As usual I worry about being called reactionary or having internalized misogyny despite the fact that my internalized misogyny, like the Tim and Eric sketch "The Beaver Boys" shrimp and white wine levels, is constantly being balanced by a healthy and equal amount of misandry. With that said here's my radical pro-man statement. I don't think being ashamed or embarrassed about being men makes men better. Selfishly, it does not make them treat women better! By actively seeking men who feel a little bad about it, Garnett is selecting for the exact group that displays the behaviors she complains about: shiftiness, lack of devotion, lack of enthusiasm.
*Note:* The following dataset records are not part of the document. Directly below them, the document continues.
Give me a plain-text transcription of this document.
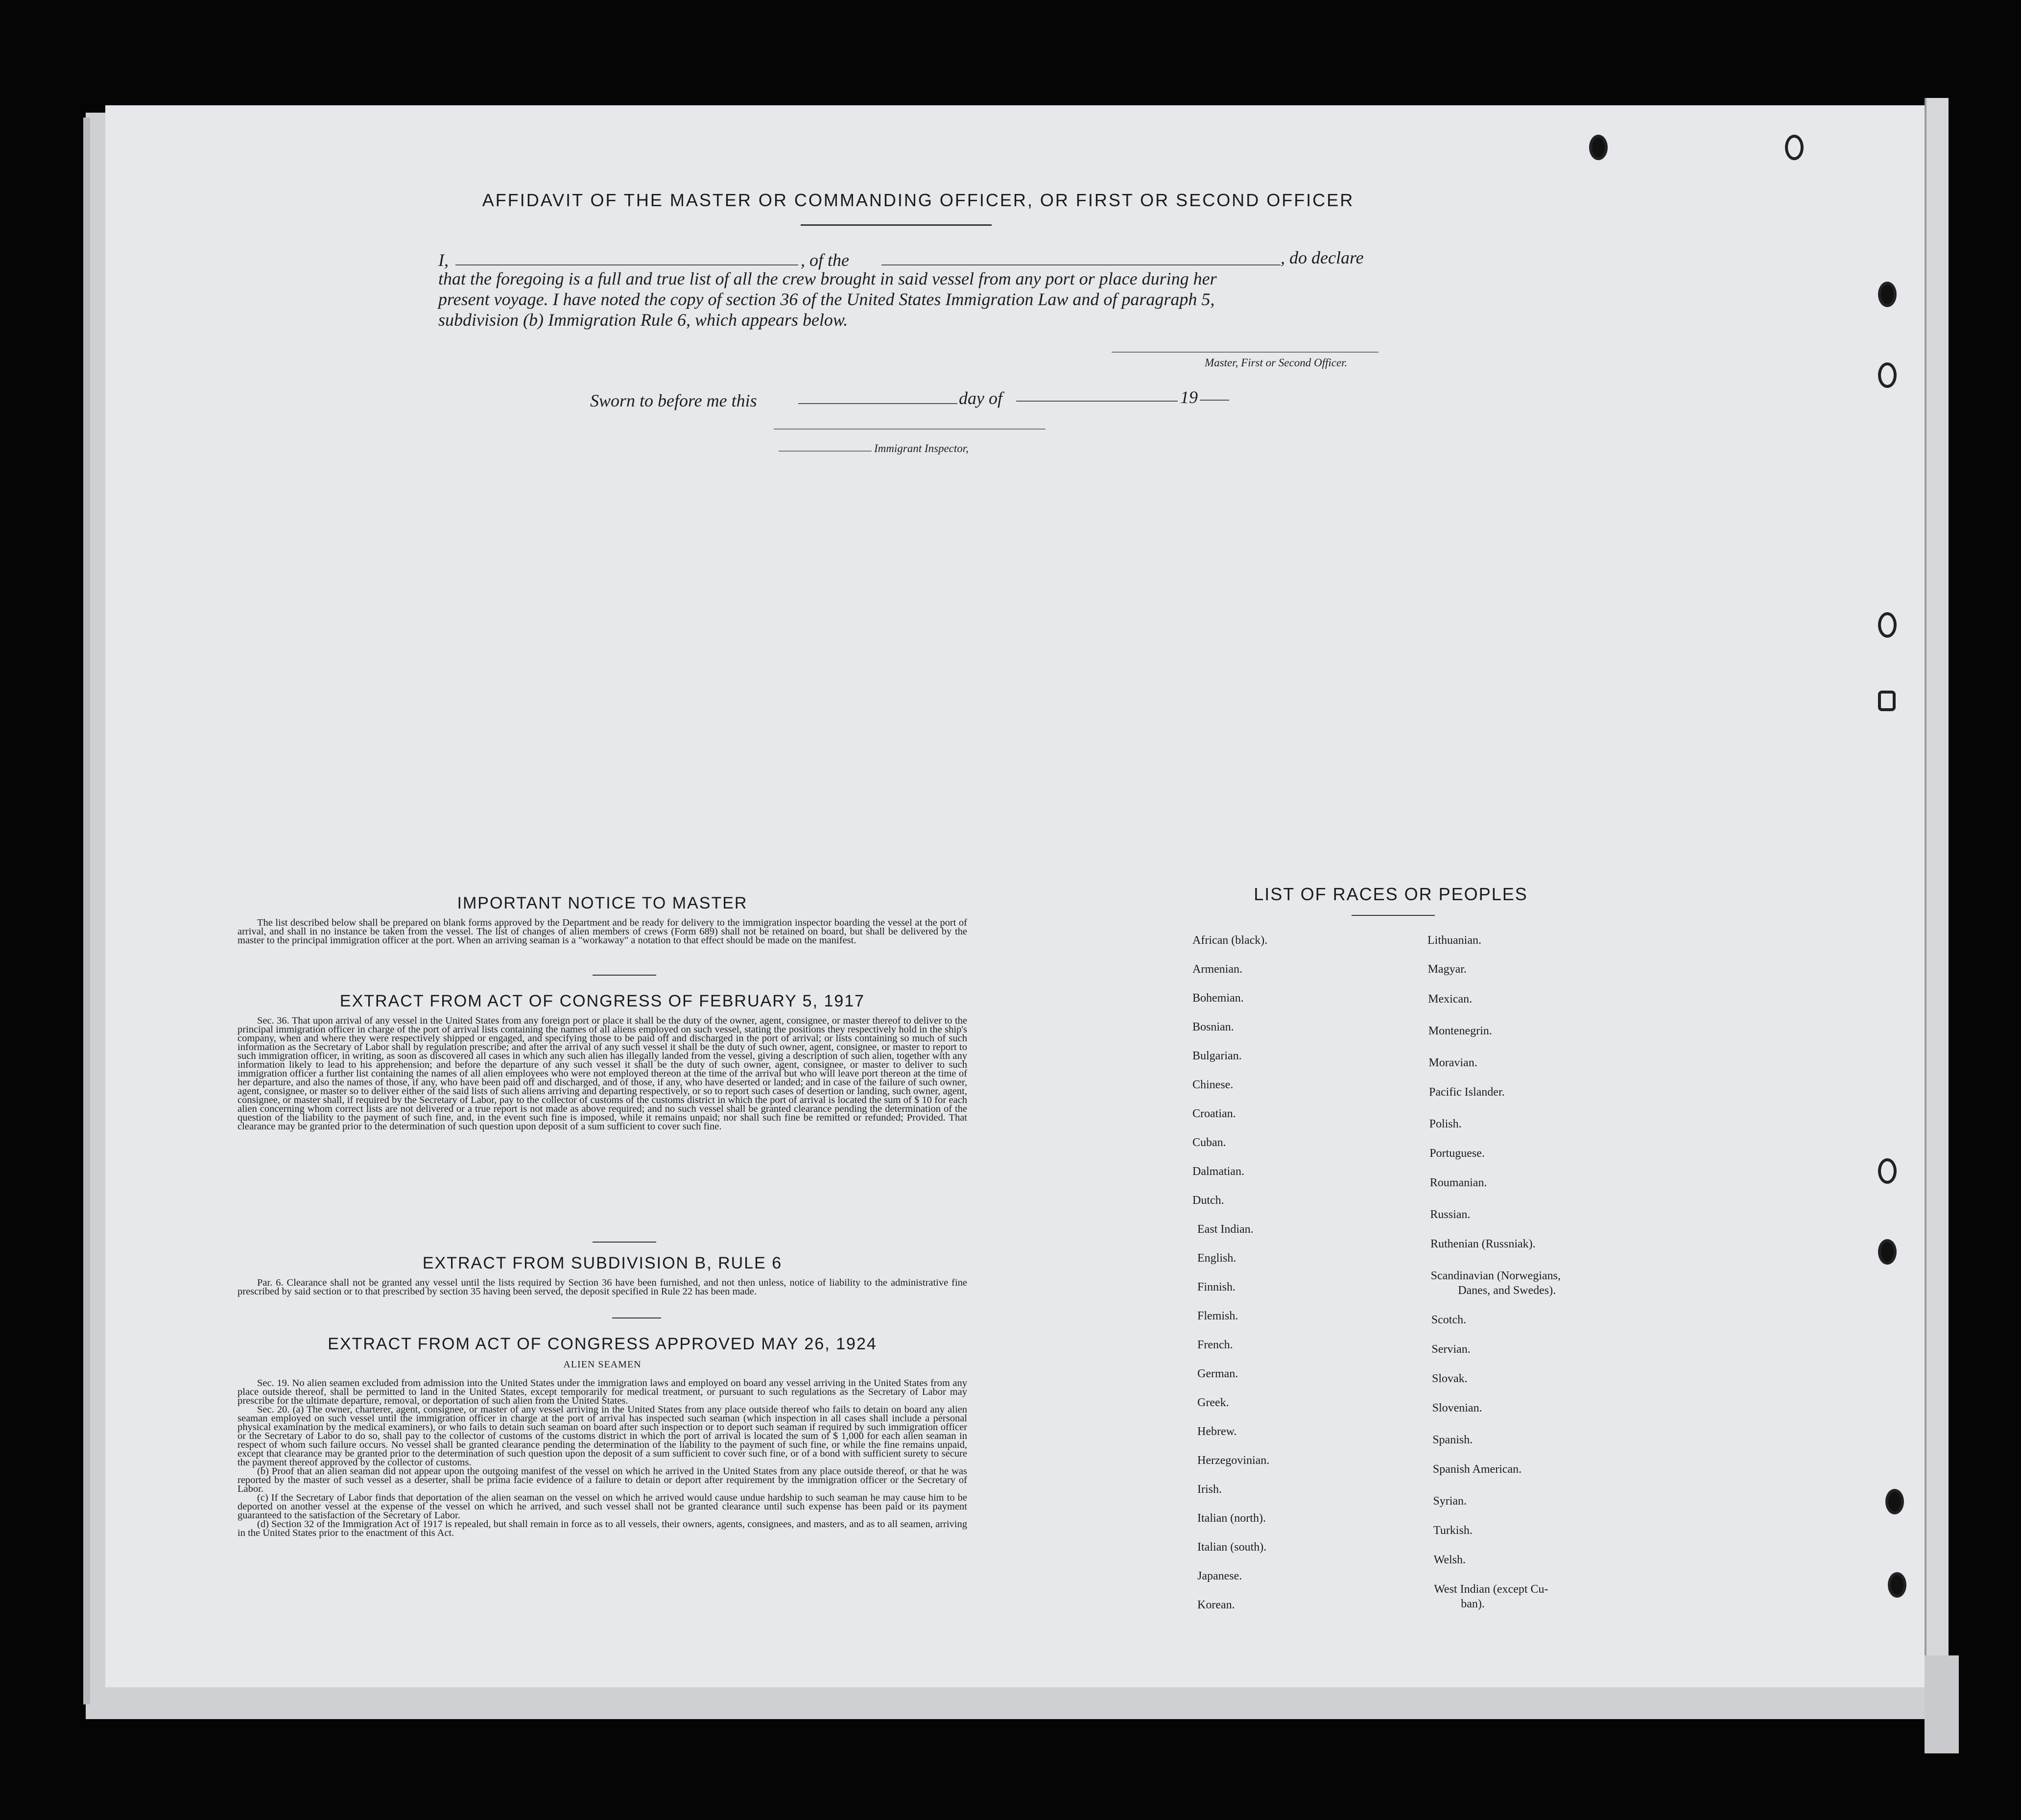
AFFIDAVIT OF THE MASTER OR COMMANDING OFFICER, OR FIRST OR SECOND OFFICER
I,	, of the	, do declare
that the foregoing is a full and true list of all the crew brought in said vessel from any port or place during her
present voyage. I have noted the copy of section 36 of the United States Immigration Law and of paragraph 5,
subdivision (b) Immigration Rule 6, which appears below.
Master, First or Second Officer.
Sworn to before me this	day of	19
Immigrant Inspector,
IMPORTANT NOTICE TO MASTER

The list described below shall be prepared on blank forms approved by the Department and be ready for delivery to the immigration inspector boarding the vessel at the port of arrival, and shall in no instance be taken from the vessel. The list of changes of alien members of crews (Form 689) shall not be retained on board, but shall be delivered by the master to the principal immigration officer at the port. When an arriving seaman is a "workaway" a notation to that effect should be made on the manifest.

EXTRACT FROM ACT OF CONGRESS OF FEBRUARY 5, 1917

Sec. 36. That upon arrival of any vessel in the United States from any foreign port or place it shall be the duty of the owner, agent, consignee, or master thereof to deliver to the principal immigration officer in charge of the port of arrival lists containing the names of all aliens employed on such vessel, stating the positions they respectively hold in the ship's company, when and where they were respectively shipped or engaged, and specifying those to be paid off and discharged in the port of arrival; or lists containing so much of such information as the Secretary of Labor shall by regulation prescribe; and after the arrival of any such vessel it shall be the duty of such owner, agent, consignee, or master to report to such immigration officer, in writing, as soon as discovered all cases in which any such alien has illegally landed from the vessel, giving a description of such alien, together with any information likely to lead to his apprehension; and before the departure of any such vessel it shall be the duty of such owner, agent, consignee, or master to deliver to such immigration officer a further list containing the names of all alien employees who were not employed thereon at the time of the arrival but who will leave port thereon at the time of her departure, and also the names of those, if any, who have been paid off and discharged, and of those, if any, who have deserted or landed; and in case of the failure of such owner, agent, consignee, or master so to deliver either of the said lists of such aliens arriving and departing respectively, or so to report such cases of desertion or landing, such owner, agent, consignee, or master shall, if required by the Secretary of Labor, pay to the collector of customs of the customs district in which the port of arrival is located the sum of $ 10 for each alien concerning whom correct lists are not delivered or a true report is not made as above required; and no such vessel shall be granted clearance pending the determination of the question of the liability to the payment of such fine, and, in the event such fine is imposed, while it remains unpaid; nor shall such fine be remitted or refunded; Provided. That clearance may be granted prior to the determination of such question upon deposit of a sum sufficient to cover such fine.

EXTRACT FROM SUBDIVISION B, RULE 6

Par. 6. Clearance shall not be granted any vessel until the lists required by Section 36 have been furnished, and not then unless, notice of liability to the administrative fine prescribed by said section or to that prescribed by section 35 having been served, the deposit specified in Rule 22 has been made.

EXTRACT FROM ACT OF CONGRESS APPROVED MAY 26, 1924
ALIEN SEAMEN

Sec. 19. No alien seamen excluded from admission into the United States under the immigration laws and employed on board any vessel arriving in the United States from any place outside thereof, shall be permitted to land in the United States, except temporarily for medical treatment, or pursuant to such regulations as the Secretary of Labor may prescribe for the ultimate departure, removal, or deportation of such alien from the United States.

Sec. 20. (a) The owner, charterer, agent, consignee, or master of any vessel arriving in the United States from any place outside thereof who fails to detain on board any alien seaman employed on such vessel until the immigration officer in charge at the port of arrival has inspected such seaman (which inspection in all cases shall include a personal physical examination by the medical examiners), or who fails to detain such seaman on board after such inspection or to deport such seaman if required by such immigration officer or the Secretary of Labor to do so, shall pay to the collector of customs of the customs district in which the port of arrival is located the sum of $ 1,000 for each alien seaman in respect of whom such failure occurs. No vessel shall be granted clearance pending the determination of the liability to the payment of such fine, or while the fine remains unpaid, except that clearance may be granted prior to the determination of such question upon the deposit of a sum sufficient to cover such fine, or of a bond with sufficient surety to secure the payment thereof approved by the collector of customs.

(b) Proof that an alien seaman did not appear upon the outgoing manifest of the vessel on which he arrived in the United States from any place outside thereof, or that he was reported by the master of such vessel as a deserter, shall be prima facie evidence of a failure to detain or deport after requirement by the immigration officer or the Secretary of Labor.

(c) If the Secretary of Labor finds that deportation of the alien seaman on the vessel on which he arrived would cause undue hardship to such seaman he may cause him to be deported on another vessel at the expense of the vessel on which he arrived, and such vessel shall not be granted clearance until such expense has been paid or its payment guaranteed to the satisfaction of the Secretary of Labor.

(d) Section 32 of the Immigration Act of 1917 is repealed, but shall remain in force as to all vessels, their owners, agents, consignees, and masters, and as to all seamen, arriving in the United States prior to the enactment of this Act.

LIST OF RACES OR PEOPLES
African (black).
Armenian.
Bohemian.
Bosnian.
Bulgarian.
Chinese.
Croatian.
Cuban.
Dalmatian.
Dutch.
East Indian.
English.
Finnish.
Flemish.
French.
German.
Greek.
Hebrew.
Herzegovinian.
Irish.
Italian (north).
Italian (south).
Japanese.
Korean.
Lithuanian.
Magyar.
Mexican.
Montenegrin.
Moravian.
Pacific Islander.
Polish.
Portuguese.
Roumanian.
Russian.
Ruthenian (Russniak).
Scandinavian (Norwegians,
Danes, and Swedes).
Scotch.
Servian.
Slovak.
Slovenian.
Spanish.
Spanish American.
Syrian.
Turkish.
Welsh.
West Indian (except Cu-
ban).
I've never agreed with the idea that you can't love someone else until you love yourself. But Paul pointed out that maybe in the sense of accepting things you fundamentally are, like a man, or straight, might be necessary for a good relationship. I don't think that letting men be cool with being men means that we should accept poor treatment, just that a concern with being "one of the good ones" is not a deterrent to treating women poorly. It's better to devote yourself to the person in front of you than to the optics surrounding it. As I said in my last rant about this kind of thing, I think the only road to healilng for men and women who want to fall in love with each other is to embrace that desire. Heterofatalism, or whatever the term evolves to be, is just making us sadder, lonelier, and less able to appreciate the beauty in the other.